C’est le lot de chaque édition de Visa pour l’image. Et cet opus numéro 27 n’y échappe pas. Rendre compte, témoigner, informer sur le monde tel qu’il va (mal). Avec, au programme du festival international de photojournalisme, la Syrie et ses ravages, le séisme au Népal, l’épidémie d’Ebola, les émeutes au Burundi… Les festivaliers pouvaient s’y attendre. Non qu’il faille oublier la Syrie, les conditions de vie des réfugiés à travers le Moyen-Orient, les migrants sur le bassin méditerranéen, ou ignorer les atrocités en République centrafricaine et une Somalie broyée par les guérillas. Mais, sans doute, le spectateur a envie d’autre chose encore, d’être surpris, qu’on lui raconte une autre histoire.

Tel est le cas avec Gerd Ludwig, qui se démarque des conflits armés et des catastrophes naturelles en livrant le tourisme nucléaire opéré à Tchernobyl. En 2011, tandis que les images de Fukushima passent en boucle sur le petit écran, le gouvernement ukrainien donne son aval pour ouvrir la zone d’exclusion aux visiteurs. À l’entrée, on commémore les maisons abandonnées, des panneaux indiquent le nom des villages évacués. Les touristes marquent un arrêt pour se prendre en photo devant le sarcophage entourant le réacteur numéro 4. Le parc de loisirs, avec sa grande roue et ses autos tamponneuses d’époque, est l’une des attractions. Sur place, un guide demande d’emprunter les allées pavées, où le niveau de radiation est moins élevé. Des Japonais prennent des photos et des vidéos de leur compteur Geiger individuel. Selfie d’abord. Entre plans larges et portraits rapprochés, le reportage de Ludwig s’avance ainsi dans l’incongruité, dans ce qui semble un décor de cinéma. Poupées et masques à gaz participent d’une vaste mise en scène fabriquée de toutes pièces. Mais foin de Cinecittà ici. On visite encore le Fujiyama 2, un bâtiment de 16 étages avec vue sur le sarcophage et un nouveau confinement de sécurité en construction. La visite se clôt sur la vente de vodka, aux confins de l’absurdité et du cynisme, de la bêtise croquée avec ironie par le photographe.

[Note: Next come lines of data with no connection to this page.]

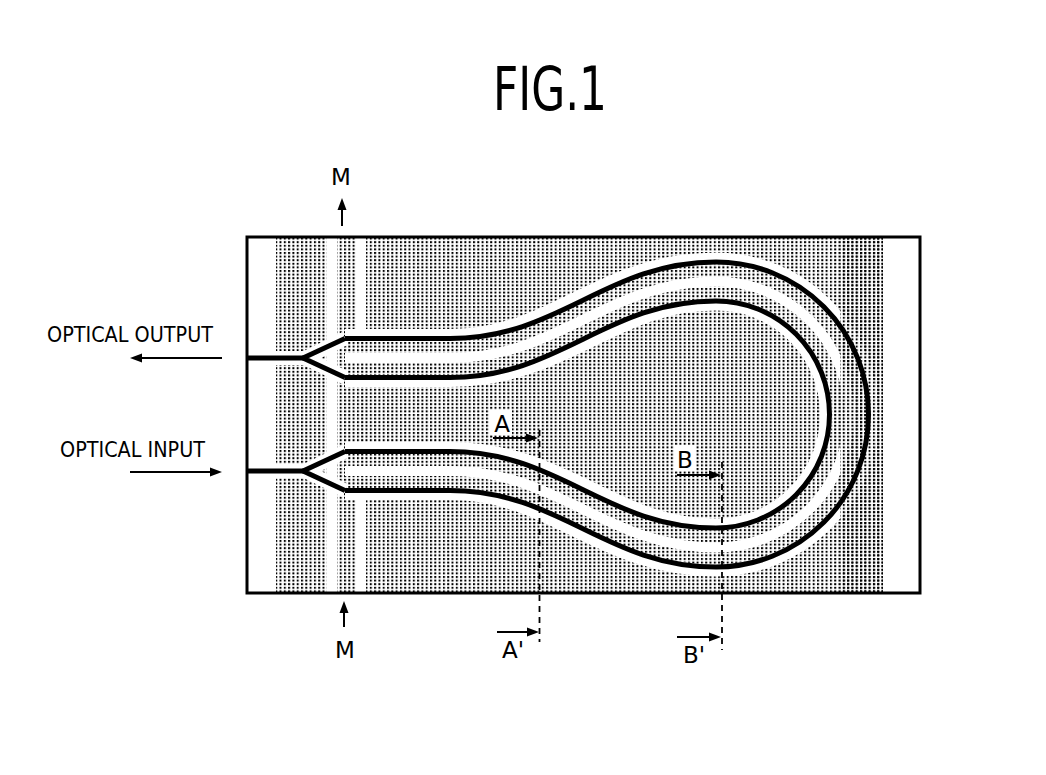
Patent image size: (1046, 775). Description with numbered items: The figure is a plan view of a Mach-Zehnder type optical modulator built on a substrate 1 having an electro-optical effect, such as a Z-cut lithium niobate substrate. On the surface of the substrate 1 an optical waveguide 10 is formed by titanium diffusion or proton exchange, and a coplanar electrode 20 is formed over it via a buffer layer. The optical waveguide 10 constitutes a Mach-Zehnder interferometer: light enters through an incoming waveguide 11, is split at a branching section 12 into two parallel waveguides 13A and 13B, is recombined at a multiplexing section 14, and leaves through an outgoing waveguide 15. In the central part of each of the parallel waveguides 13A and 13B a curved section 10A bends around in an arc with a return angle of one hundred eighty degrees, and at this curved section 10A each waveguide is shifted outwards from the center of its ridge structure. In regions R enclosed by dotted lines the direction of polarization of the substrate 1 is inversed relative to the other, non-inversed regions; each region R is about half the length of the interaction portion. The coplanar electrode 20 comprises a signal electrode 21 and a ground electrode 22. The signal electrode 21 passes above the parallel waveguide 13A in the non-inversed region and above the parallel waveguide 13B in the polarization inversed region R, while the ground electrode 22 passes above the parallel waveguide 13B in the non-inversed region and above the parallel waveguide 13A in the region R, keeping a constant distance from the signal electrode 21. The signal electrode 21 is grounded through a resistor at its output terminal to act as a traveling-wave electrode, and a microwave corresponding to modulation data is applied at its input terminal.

The substrate 1 is at (922, 596).
The optical waveguide 10 is at (555, 436).
The curved section 10A is at (845, 248).
The incoming waveguide 11 is at (260, 472).
The branching section 12 is at (301, 475).
The parallel waveguide 13A is at (535, 317).
The parallel waveguide 13B is at (450, 377).
The multiplexing section 14 is at (302, 355).
The outgoing waveguide 15 is at (265, 356).
The coplanar electrode 20 is at (579, 490).
The signal electrode 21 is at (367, 592).
The ground electrode 22 is at (417, 592).
The polarization inversed region R is at (817, 550).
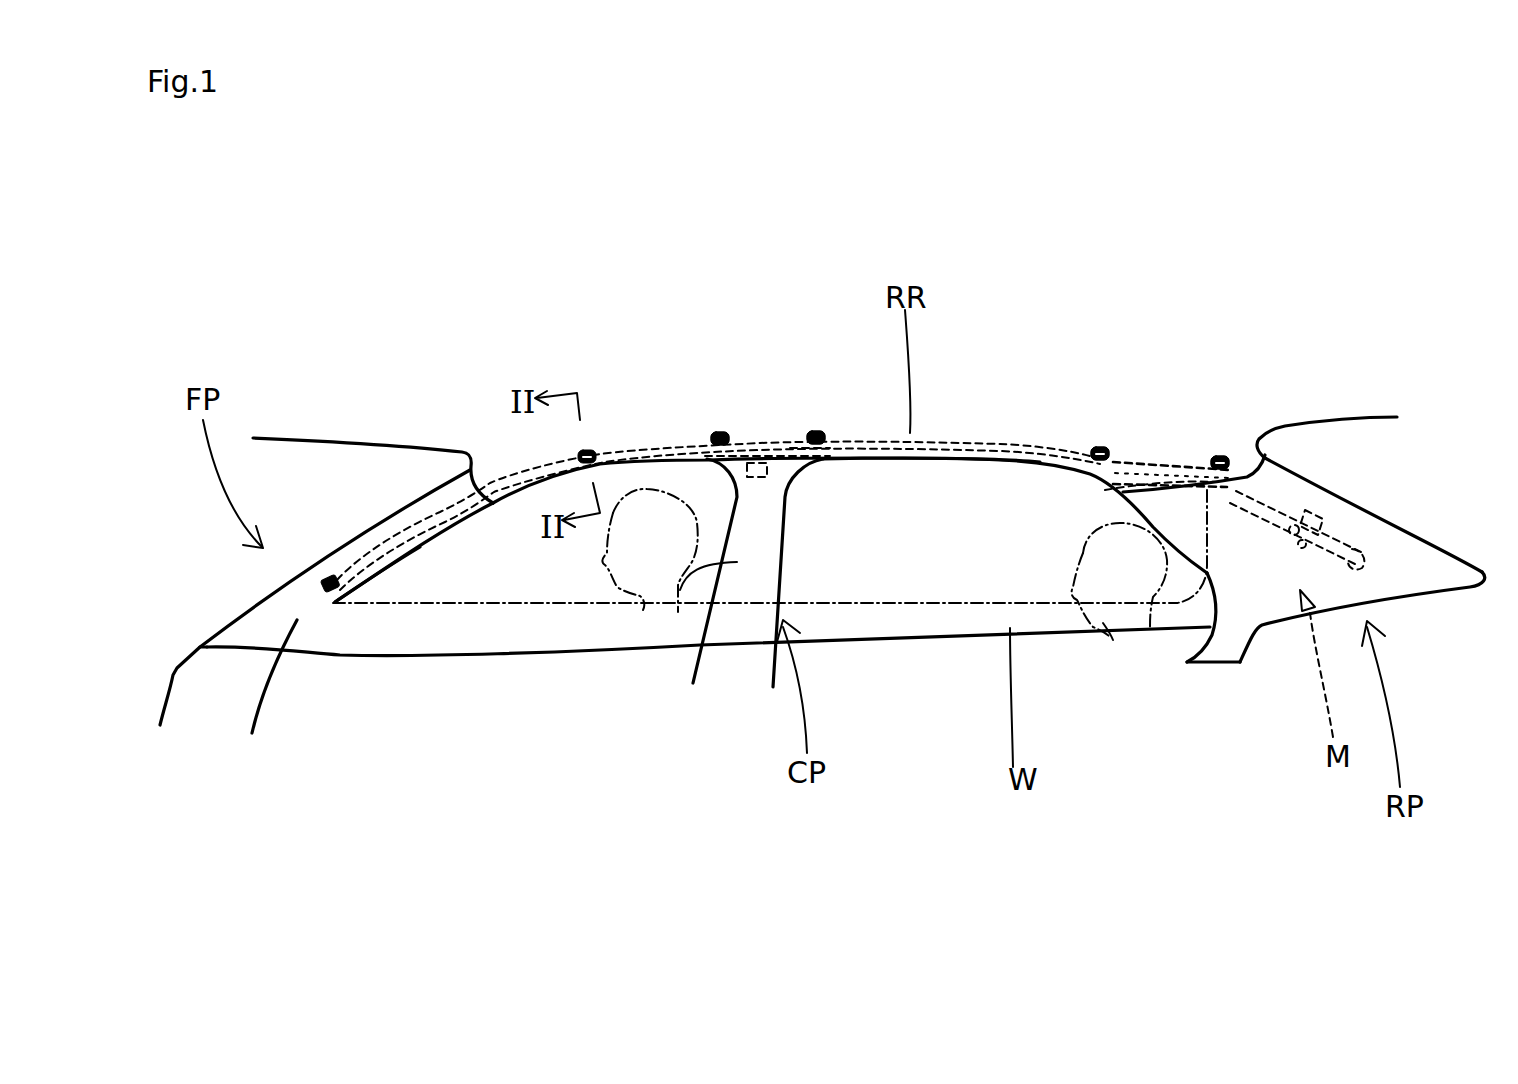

Le reportage d’Andres Kudacki n’est pas moins original. Pas moins âpre, concentré sur la crise du logement et les expulsions à Madrid, entre 2013 et 2015. Un reportage qui s’ouvre sans fard, sans précaution, et dans l’effraction : des policiers dégageant une porte et repoussant un réfrigérateur pour entrer dans un appartement et en expulser une famille vivant dans ce logement social depuis 24 ans. À peine plus loin, une femme s’effondre en apprenant que son expulsion, l’expropriation et la démolition de sa maison ont été reportées. Ce n’est qu’un sursis. De leur côté, des voisins sans emploi rassemblent leurs affaires, les policiers antiémeute s’apprêtent à intervenir. Ici, c’est une sœur qui ne peut plus payer son crédit immobilier. Dans un autre appartement, à la sauve-qui-peut, meubles et sommiers ont été dressés contre la porte d’entrée. Il ne reste plus rien dans les pièces, sinon le lit d’un bambin. Aux crises d’angoisse succèdent les pleurs, toujours dans le dénuement.

Kudacki saisit à bras-le-corps son sujet, comme la police saisit les biens. Il s’éloigne, se rapproche. Il n’est jamais trop près. Sans quoi, face au vide, son objectif cherche vainement un point fixe sur lequel s’accrocher, se heurte toujours à quelque chose d’instable. L’appréhension est à son comble quand quatre policiers lourdement harnachés se distinguent à travers le judas d’une porte. Ils sont peu nombreux à avoir bénéficié de l’aide du collectif de la Plateforme des victimes d’hypothèques, reportant les expulsions. Le drame est toujours derrière la porte. Dans le meilleur des cas, il est reporté, provisoirement. Il faudra gérer ce provisoire. Et la rue qui attend.